Advising Employees to Maintain Information Confidential Violates Section 7 of the NLRA
Most private employers are under the impression that the National Labor Relations Act (NLRA) and the governing National Labor Relations Board (NLRB) only govern union employment settings.  This is incorrect and the NLRB has become quiet active regulating and monitoring non union work place settings regarding issues such as social media in the workplace, requiring an employee to maintain information regarding workplace investigations as confidential and most recently, ruling that standard “at will” language in an employee handbook violates the NLRA.

Section 7 of the NLRA provides:

“Employees shall have the right to self-organize, form, join or assist labor organizations, to bargain collectively through representatives of their own choosing, and to engage in other concerted activities for the purpose of collective bargaining or other mutual aid or protection.”

Violations of Section 7 will be found where policies stifle or prevent employees from engaging in “concerted activity” for “mutual aid or protection”. Violations will result in a filing of an Unfair Labor Practice Charge.

Certain Activities are Expressly Protected:

  • Discussing wages and benefits
  • Comments about other terms and conditions of work

Employers must become aware of the NLRB’s position to avoid claims of unfair labor practices.

A.  Confidentiality of Investigations Cannot be Held Confidential

Recently, the NLRB found unlawful the very common practice of instructing employee-witnesses to an investigation to maintain the confidentiality of the investigation and not discuss the matter with others until after the investigation is completed. (Banner Health System)

The NLRB (Board)held that the employer’s standard instruction not to discuss the ongoing investigation with co-workers violated employee rights to engage in protected concerted activity under Section 7 of the National Labor Relations Act.

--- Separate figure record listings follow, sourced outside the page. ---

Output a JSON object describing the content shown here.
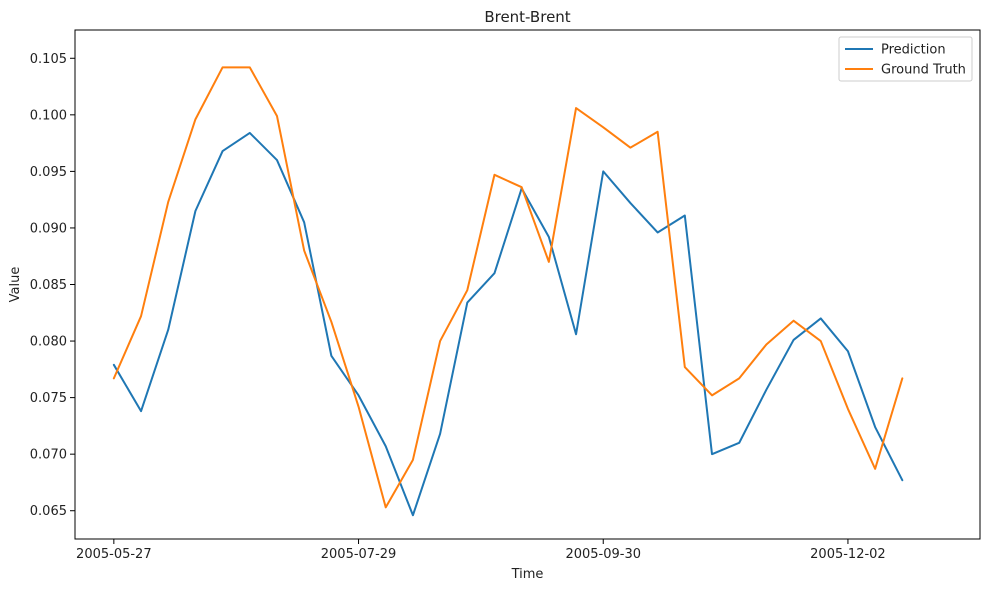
{
  "chart_data": {
    "type": "line",
    "title": "Brent-Brent",
    "xlabel": "Time",
    "ylabel": "Value",
    "x_tick_labels": [
      "2005-05-27",
      "2005-07-29",
      "2005-09-30",
      "2005-12-02"
    ],
    "x_ticks": [
      "2005-05-27",
      "2005-07-29",
      "2005-09-30",
      "2005-12-02"
    ],
    "y_ticks": [
      0.065,
      0.07,
      0.075,
      0.08,
      0.085,
      0.09,
      0.095,
      0.1,
      0.105
    ],
    "y_tick_labels": [
      "0.065",
      "0.070",
      "0.075",
      "0.080",
      "0.085",
      "0.090",
      "0.095",
      "0.100",
      "0.105"
    ],
    "xlim": [
      "2005-05-17",
      "2006-01-05"
    ],
    "ylim": [
      0.0625,
      0.1075
    ],
    "grid": false,
    "legend_position": "top-right",
    "x": [
      "2005-05-27",
      "2005-06-03",
      "2005-06-10",
      "2005-06-17",
      "2005-06-24",
      "2005-07-01",
      "2005-07-08",
      "2005-07-15",
      "2005-07-22",
      "2005-07-29",
      "2005-08-05",
      "2005-08-12",
      "2005-08-19",
      "2005-08-26",
      "2005-09-02",
      "2005-09-09",
      "2005-09-16",
      "2005-09-23",
      "2005-09-30",
      "2005-10-07",
      "2005-10-14",
      "2005-10-21",
      "2005-10-28",
      "2005-11-04",
      "2005-11-11",
      "2005-11-18",
      "2005-11-25",
      "2005-12-02",
      "2005-12-09",
      "2005-12-16"
    ],
    "series": [
      {
        "name": "Prediction",
        "color": "#1f77b4",
        "values": [
          0.0779,
          0.0738,
          0.081,
          0.0915,
          0.0968,
          0.0984,
          0.096,
          0.0905,
          0.0787,
          0.0752,
          0.0707,
          0.0646,
          0.0718,
          0.0834,
          0.086,
          0.0935,
          0.0892,
          0.0806,
          0.095,
          0.0922,
          0.0896,
          0.0911,
          0.07,
          0.071,
          0.0757,
          0.0801,
          0.082,
          0.0791,
          0.0724,
          0.0677
        ]
      },
      {
        "name": "Ground Truth",
        "color": "#ff7f0e",
        "values": [
          0.0767,
          0.0822,
          0.0923,
          0.0996,
          0.1042,
          0.1042,
          0.0999,
          0.088,
          0.0817,
          0.0742,
          0.0653,
          0.0695,
          0.08,
          0.0845,
          0.0947,
          0.0936,
          0.087,
          0.1006,
          0.0989,
          0.0971,
          0.0985,
          0.0777,
          0.0752,
          0.0767,
          0.0797,
          0.0818,
          0.08,
          0.074,
          0.0687,
          0.0767
        ]
      }
    ]
  }
}
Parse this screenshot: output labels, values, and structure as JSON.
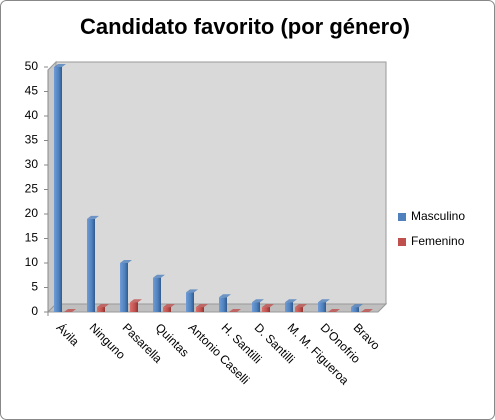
{
  "chart_data": {
    "type": "bar",
    "title": "Candidato favorito (por género)",
    "categories": [
      "Ávila",
      "Ninguno",
      "Pasarella",
      "Quintas",
      "Antonio Caselli",
      "H. Santilli",
      "D. Santilli",
      "M. M. Figueroa",
      "D'Onofrio",
      "Bravo"
    ],
    "series": [
      {
        "name": "Masculino",
        "color": "#4f81bd",
        "values": [
          50,
          19,
          10,
          7,
          4,
          3,
          2,
          2,
          2,
          1
        ]
      },
      {
        "name": "Femenino",
        "color": "#c0504d",
        "values": [
          0,
          1,
          2,
          1,
          1,
          0,
          1,
          1,
          0,
          0
        ]
      }
    ],
    "ylim": [
      0,
      50
    ],
    "yticks": [
      0,
      5,
      10,
      15,
      20,
      25,
      30,
      35,
      40,
      45,
      50
    ],
    "legend": "right"
  }
}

The Board held that such an instruction, even if not coupled with an explicit threat of disciplinary consequences, is an unlawful restraint of employees’ Section 7 rights.

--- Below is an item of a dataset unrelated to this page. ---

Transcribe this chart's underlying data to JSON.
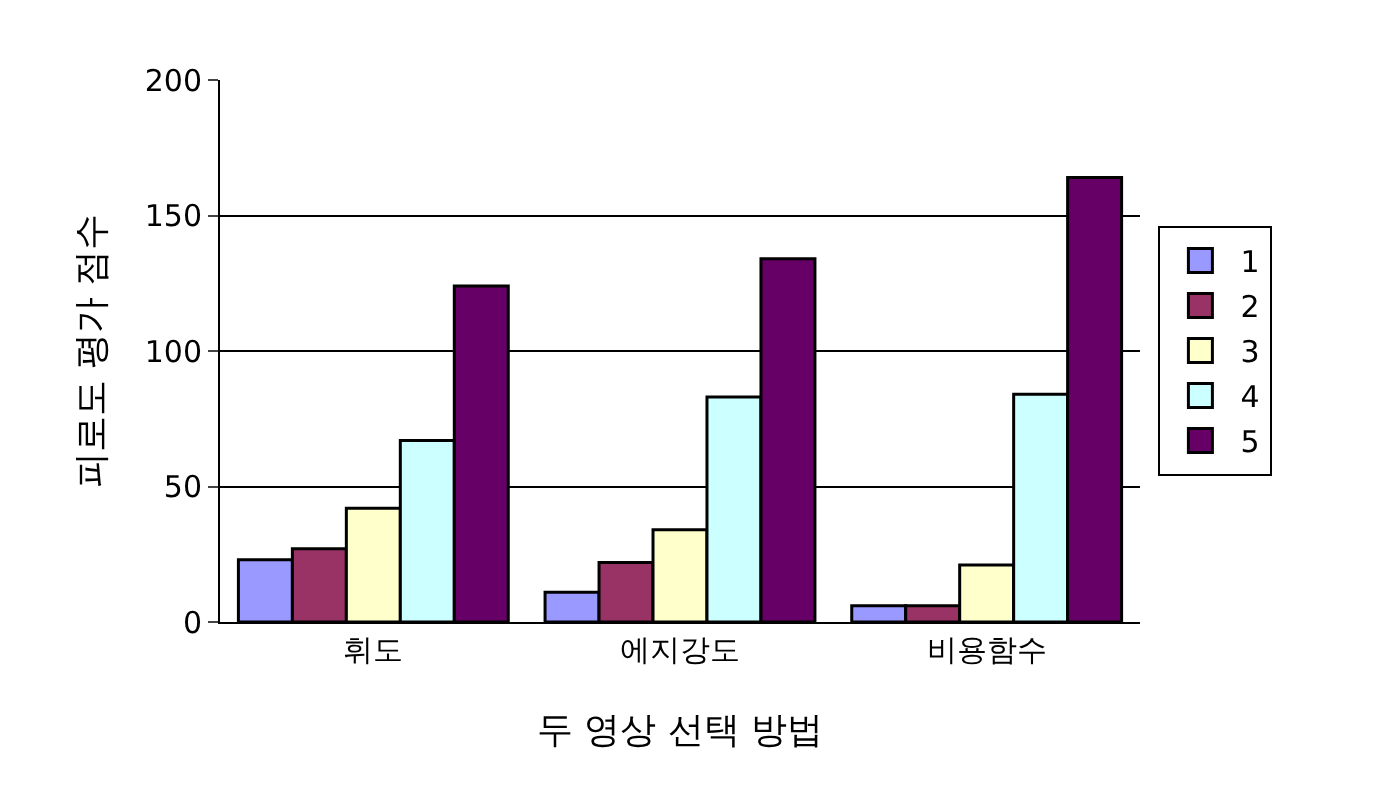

The underlying investigation in this case involved an employee’s claim that his negative performance evaluation was the result of retaliation by his supervisor over a prior dispute submitted by the employee. The human resources manager investigating the claim utilized an Interview of Complainant form to guide the discussion and to take notes. At the top of the form, in the introductory remarks, the following instruction appeared requiring the employee’s signature:

“This is a confidential interview and I will keep our discussion confidential except as required by law, or (Company) policy or as necessary to conduct this investigation. I ask you not to discuss this with your co-workers while the investigation is going on, for this reason, when people are talking it is difficult to do a fair investigation and separate facts from rumors.

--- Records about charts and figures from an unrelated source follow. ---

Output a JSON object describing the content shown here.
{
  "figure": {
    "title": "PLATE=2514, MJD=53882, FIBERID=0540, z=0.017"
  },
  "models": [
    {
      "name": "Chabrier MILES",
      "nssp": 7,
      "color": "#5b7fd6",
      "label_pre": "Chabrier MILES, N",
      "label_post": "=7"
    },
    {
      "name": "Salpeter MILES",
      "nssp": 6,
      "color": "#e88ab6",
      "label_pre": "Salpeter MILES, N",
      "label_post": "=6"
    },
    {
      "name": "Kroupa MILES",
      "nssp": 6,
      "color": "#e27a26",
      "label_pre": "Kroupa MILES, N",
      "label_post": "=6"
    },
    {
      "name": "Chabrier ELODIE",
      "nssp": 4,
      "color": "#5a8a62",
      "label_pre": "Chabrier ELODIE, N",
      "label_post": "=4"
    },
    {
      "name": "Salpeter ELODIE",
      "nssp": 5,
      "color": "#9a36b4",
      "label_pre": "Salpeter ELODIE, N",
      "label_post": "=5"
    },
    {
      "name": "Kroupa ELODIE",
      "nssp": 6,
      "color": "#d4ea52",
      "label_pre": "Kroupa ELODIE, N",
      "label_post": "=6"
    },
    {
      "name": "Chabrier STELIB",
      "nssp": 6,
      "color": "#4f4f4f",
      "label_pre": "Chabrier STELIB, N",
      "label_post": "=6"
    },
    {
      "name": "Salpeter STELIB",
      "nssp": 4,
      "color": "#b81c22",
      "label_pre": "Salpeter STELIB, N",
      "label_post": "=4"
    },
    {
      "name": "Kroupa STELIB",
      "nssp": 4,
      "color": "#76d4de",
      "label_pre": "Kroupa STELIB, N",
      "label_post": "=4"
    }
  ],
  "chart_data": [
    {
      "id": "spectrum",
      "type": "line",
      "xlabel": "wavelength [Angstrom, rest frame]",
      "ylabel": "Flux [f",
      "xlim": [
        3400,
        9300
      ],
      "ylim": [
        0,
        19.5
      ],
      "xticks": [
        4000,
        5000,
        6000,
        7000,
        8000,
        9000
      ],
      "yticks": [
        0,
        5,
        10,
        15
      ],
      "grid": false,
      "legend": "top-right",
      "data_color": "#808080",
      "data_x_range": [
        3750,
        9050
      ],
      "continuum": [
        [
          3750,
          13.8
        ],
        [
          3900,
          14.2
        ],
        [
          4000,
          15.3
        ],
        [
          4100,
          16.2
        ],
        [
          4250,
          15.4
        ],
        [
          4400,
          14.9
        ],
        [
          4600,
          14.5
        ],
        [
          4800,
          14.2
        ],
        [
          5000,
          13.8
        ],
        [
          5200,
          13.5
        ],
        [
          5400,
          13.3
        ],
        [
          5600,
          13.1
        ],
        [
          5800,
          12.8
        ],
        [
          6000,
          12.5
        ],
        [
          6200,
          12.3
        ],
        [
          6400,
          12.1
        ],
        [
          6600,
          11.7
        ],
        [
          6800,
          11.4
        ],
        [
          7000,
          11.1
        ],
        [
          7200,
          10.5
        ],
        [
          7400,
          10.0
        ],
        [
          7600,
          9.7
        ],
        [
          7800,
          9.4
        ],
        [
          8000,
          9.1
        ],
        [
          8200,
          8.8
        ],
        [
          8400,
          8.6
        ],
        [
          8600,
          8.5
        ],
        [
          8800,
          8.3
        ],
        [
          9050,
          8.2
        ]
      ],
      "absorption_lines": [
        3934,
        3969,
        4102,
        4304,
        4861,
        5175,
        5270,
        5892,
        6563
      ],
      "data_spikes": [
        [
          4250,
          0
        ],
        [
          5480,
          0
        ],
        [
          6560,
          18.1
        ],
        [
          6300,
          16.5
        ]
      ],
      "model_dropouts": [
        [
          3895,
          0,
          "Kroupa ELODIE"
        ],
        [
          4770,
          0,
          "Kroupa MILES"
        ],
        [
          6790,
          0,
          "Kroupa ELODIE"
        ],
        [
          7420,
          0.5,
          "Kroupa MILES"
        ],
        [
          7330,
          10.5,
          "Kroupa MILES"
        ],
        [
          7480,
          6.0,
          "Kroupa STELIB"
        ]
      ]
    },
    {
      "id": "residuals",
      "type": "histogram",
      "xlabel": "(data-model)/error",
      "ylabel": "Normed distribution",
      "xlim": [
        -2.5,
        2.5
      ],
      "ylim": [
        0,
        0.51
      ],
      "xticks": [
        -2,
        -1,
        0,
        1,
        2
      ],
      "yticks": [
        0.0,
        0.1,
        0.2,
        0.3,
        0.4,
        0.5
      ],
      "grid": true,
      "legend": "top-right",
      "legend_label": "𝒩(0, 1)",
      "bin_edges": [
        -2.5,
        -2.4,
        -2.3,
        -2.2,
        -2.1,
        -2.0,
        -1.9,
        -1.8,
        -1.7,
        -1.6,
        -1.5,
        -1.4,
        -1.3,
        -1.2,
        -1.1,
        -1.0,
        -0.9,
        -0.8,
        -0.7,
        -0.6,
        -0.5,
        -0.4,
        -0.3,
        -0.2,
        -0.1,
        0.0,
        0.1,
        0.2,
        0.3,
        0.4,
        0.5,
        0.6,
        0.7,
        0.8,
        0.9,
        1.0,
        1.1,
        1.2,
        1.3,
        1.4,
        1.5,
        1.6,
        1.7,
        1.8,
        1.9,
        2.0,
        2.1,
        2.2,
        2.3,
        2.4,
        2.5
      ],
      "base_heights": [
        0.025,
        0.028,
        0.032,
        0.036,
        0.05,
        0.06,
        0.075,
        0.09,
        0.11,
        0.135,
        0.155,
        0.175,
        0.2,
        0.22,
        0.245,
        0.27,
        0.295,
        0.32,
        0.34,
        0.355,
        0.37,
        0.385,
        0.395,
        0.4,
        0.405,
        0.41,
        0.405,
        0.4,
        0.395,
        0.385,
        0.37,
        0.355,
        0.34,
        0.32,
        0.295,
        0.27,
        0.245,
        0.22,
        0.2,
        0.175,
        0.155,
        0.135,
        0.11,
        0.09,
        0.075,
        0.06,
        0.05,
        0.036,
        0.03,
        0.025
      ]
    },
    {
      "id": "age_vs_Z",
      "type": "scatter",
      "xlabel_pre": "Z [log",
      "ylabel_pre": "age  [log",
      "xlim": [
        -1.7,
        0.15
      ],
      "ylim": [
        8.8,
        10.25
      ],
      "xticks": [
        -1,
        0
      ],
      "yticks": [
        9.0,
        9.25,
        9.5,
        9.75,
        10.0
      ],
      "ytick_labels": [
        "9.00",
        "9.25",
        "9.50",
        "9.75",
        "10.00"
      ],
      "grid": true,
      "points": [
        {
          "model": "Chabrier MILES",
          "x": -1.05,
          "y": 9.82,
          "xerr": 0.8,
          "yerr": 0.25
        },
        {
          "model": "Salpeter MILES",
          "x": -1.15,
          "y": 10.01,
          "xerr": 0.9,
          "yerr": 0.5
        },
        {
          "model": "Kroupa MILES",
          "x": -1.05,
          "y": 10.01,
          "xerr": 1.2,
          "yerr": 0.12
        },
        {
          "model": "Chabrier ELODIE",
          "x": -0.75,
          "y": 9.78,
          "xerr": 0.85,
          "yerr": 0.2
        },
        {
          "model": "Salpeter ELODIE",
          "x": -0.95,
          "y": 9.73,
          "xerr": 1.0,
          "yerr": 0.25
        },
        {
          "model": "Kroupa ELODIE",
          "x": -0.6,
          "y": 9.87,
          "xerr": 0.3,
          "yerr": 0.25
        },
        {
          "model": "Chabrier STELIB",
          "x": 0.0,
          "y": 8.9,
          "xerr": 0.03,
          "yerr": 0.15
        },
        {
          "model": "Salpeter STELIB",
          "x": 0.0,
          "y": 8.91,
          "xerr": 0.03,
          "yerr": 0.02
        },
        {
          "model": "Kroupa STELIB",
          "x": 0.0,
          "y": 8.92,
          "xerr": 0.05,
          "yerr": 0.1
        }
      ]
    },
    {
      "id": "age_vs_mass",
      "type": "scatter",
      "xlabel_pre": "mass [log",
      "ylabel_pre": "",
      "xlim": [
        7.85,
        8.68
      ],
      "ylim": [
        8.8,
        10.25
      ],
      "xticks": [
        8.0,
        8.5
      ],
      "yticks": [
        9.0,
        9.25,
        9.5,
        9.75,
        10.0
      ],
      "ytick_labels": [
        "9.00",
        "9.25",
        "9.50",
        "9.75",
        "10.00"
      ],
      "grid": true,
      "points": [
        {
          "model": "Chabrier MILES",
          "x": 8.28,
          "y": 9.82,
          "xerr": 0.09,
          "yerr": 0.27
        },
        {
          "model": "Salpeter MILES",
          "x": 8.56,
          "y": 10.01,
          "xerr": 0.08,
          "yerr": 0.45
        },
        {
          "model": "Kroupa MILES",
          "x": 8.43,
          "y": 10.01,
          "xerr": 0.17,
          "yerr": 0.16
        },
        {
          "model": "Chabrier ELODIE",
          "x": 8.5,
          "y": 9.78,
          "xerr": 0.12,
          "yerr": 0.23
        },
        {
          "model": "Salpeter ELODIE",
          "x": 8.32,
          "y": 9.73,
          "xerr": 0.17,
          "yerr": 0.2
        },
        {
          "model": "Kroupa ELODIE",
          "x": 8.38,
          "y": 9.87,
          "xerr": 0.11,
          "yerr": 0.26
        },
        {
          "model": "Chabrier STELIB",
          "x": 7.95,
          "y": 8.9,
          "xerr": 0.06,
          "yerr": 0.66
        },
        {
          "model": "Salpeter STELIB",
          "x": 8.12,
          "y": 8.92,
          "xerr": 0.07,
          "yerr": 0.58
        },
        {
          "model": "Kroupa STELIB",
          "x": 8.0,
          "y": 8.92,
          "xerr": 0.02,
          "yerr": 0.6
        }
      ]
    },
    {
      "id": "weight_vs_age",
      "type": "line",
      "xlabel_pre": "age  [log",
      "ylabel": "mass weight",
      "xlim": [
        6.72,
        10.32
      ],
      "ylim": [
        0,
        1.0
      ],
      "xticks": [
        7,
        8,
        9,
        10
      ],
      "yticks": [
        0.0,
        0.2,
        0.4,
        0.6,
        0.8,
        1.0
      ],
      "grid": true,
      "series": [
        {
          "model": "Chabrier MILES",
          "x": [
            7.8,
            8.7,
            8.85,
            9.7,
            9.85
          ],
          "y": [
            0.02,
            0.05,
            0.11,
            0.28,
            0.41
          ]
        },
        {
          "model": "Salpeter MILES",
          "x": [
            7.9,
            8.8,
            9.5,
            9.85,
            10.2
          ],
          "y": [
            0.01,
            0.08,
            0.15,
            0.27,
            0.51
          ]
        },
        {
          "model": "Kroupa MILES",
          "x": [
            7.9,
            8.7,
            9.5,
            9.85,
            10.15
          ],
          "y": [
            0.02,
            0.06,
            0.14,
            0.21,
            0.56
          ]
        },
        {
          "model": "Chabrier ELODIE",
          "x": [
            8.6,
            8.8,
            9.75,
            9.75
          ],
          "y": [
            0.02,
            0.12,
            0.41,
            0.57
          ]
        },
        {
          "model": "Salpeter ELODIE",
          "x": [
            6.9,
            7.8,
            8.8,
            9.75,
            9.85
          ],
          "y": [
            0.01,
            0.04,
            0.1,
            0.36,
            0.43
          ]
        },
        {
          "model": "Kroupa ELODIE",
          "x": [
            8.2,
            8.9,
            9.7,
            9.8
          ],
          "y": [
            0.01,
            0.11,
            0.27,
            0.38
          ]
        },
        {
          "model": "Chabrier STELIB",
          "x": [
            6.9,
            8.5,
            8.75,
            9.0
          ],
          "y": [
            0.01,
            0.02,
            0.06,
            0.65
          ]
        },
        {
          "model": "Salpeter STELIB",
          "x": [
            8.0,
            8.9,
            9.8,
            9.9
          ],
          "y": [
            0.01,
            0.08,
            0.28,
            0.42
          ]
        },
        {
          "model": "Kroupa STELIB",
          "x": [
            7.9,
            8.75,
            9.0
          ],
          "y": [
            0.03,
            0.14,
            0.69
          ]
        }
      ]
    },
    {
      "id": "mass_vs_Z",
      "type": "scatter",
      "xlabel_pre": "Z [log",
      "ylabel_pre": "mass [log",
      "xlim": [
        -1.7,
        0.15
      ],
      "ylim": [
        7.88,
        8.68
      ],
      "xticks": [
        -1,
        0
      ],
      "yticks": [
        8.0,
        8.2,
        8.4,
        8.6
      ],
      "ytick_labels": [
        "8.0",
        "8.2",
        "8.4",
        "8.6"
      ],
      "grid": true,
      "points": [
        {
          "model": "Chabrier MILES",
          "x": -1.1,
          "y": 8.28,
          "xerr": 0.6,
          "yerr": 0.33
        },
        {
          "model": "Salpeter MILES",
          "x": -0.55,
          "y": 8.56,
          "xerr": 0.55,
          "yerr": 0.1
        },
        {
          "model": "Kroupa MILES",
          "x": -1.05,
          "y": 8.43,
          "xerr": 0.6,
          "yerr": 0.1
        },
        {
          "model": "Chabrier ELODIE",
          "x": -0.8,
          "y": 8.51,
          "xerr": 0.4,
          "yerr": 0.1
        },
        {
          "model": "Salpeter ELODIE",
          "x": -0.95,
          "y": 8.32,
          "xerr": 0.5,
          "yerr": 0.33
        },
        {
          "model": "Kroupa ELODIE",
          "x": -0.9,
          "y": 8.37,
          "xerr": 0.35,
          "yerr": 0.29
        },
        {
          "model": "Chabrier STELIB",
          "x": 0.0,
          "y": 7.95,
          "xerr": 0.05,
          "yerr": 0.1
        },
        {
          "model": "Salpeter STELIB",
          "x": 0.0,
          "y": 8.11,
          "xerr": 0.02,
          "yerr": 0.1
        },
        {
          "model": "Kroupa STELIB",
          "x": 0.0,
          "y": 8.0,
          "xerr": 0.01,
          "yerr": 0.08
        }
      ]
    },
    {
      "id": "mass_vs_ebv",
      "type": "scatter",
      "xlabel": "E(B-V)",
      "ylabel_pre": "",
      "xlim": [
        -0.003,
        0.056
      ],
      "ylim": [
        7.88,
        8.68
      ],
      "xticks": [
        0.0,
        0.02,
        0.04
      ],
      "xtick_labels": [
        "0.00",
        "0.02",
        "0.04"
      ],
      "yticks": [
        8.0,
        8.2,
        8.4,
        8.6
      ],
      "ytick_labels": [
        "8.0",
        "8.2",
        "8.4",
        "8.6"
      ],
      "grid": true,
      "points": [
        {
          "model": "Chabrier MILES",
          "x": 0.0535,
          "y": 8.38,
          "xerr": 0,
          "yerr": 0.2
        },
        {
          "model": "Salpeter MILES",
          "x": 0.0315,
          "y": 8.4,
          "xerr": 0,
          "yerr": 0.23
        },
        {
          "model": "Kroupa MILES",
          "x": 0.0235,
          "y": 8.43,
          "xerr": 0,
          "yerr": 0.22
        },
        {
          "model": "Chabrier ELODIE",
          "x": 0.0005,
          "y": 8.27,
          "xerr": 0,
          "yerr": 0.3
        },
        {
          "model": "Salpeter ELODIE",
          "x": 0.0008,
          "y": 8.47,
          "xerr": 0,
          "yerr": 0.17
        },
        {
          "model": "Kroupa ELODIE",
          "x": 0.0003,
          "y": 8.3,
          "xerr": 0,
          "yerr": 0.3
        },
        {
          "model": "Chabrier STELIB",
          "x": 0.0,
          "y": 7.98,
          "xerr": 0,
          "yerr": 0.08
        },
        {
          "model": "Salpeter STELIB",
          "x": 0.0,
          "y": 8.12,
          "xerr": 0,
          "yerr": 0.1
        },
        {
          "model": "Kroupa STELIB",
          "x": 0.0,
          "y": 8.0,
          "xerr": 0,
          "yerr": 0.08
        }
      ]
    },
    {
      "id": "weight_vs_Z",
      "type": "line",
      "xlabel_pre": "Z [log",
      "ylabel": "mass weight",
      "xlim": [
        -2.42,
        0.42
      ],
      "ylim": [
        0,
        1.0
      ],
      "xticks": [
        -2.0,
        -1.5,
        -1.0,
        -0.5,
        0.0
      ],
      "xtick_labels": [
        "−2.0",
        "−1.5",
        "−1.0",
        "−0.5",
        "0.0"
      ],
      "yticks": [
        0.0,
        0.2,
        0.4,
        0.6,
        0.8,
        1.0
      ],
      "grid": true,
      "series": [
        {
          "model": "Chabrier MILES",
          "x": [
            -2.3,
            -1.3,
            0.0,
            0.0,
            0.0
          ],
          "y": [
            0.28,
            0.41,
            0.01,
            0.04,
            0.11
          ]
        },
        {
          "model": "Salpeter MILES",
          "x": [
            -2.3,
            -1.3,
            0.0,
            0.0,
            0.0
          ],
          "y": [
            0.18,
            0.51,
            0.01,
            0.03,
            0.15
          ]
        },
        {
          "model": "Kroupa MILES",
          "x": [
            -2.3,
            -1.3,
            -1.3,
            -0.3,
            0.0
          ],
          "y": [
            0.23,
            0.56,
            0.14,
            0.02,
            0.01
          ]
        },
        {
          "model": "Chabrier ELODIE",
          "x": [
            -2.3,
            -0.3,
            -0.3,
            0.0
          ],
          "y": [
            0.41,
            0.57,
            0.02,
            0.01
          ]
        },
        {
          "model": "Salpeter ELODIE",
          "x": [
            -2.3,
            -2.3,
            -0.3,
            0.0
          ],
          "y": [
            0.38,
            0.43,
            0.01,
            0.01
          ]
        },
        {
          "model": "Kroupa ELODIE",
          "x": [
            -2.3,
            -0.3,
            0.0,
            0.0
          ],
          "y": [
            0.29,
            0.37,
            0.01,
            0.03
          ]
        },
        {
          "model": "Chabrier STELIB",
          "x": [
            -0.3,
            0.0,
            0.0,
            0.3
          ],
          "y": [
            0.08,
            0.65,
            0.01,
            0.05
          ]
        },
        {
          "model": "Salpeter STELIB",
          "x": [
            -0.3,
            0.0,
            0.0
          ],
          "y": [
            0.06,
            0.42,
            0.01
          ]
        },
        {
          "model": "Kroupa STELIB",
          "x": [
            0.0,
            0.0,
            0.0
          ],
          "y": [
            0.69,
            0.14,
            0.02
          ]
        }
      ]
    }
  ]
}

In its decision, the Board explained that a prohibition on employee discussions of ongoing investigations may be justified by showing a legitimate business justification that outweighs employees’ Section 7 rights. However, in the context of this case at least, the Board ruled that the “blanket” instruction not to discuss the investigation “viewed in context, had a reasonable tendency to coerce employees, and so constituted an unlawful restraint of Section 7 rights.”

The Board rejected the employers’ rationale of wishing to maintain the integrity of its investigation. Board stated that an employer must weigh and ultimately justify the instruction with considerations such as:

  • whether any given investigation witness needs protection;
  • whether evidence is in danger of being destroyed;
  • whether testimony is in danger of being fabricated; or,
  • whether there is a need to prevent a cover-up

What This Decision Means:

It is clear that instructions regarding confidentiality are intended to ensure the integrity of investigations. And employers investigating claims of misconduct, especially those involving alleged harassment, discrimination, retaliation, or other potentially illegal activity, need to be able to conduct professional, unbiased investigations to determine whether a violation occurred and to take prompt, corrective action.

The integrity of such an investigation can be destroyed if employees communicate with each other and intentionally or unintentionally interfere with witnesses testimony or, worse yet, threaten employees if they cooperate.

The Board’s decision does not preclude confidentiality instructions in all cases. When a non-supervisory employee is interviewed, however, employers should consider both the nature of the investigation and the identity of the witness, and determine the appropriate amount of emphasis to place upon confidentiality warnings.

Employers should take into consideration the following:

  • Severity of the conduct being investigated:  The more serious the underlying conduct — especially allegations of workplace violence or sexual or racial harassment — the more likely that a confidentiality instruction would be acceptable.
  • Role of the Witness in the Interview Process:  If the employee interviewee is an eye-witness, and is neither the complainant nor the victim, then asking such an employee not to discuss the investigation before others can be interviewed would likely be acceptable.
  • Risk of Retaliation: Evaluating the potential for retaliation against a reporting victim employee must be a critical concern for employers. So the more potential for retaliation the more likely the instruction would be acceptable.
  • Narrow Instructions: The more specific the instruction the better. For example, an instruction not to discuss the substance of the claims, or try to influence, tamper with, or otherwise attempt to shape or influence the testimony of any other witness the more likely the instruction would be accepted.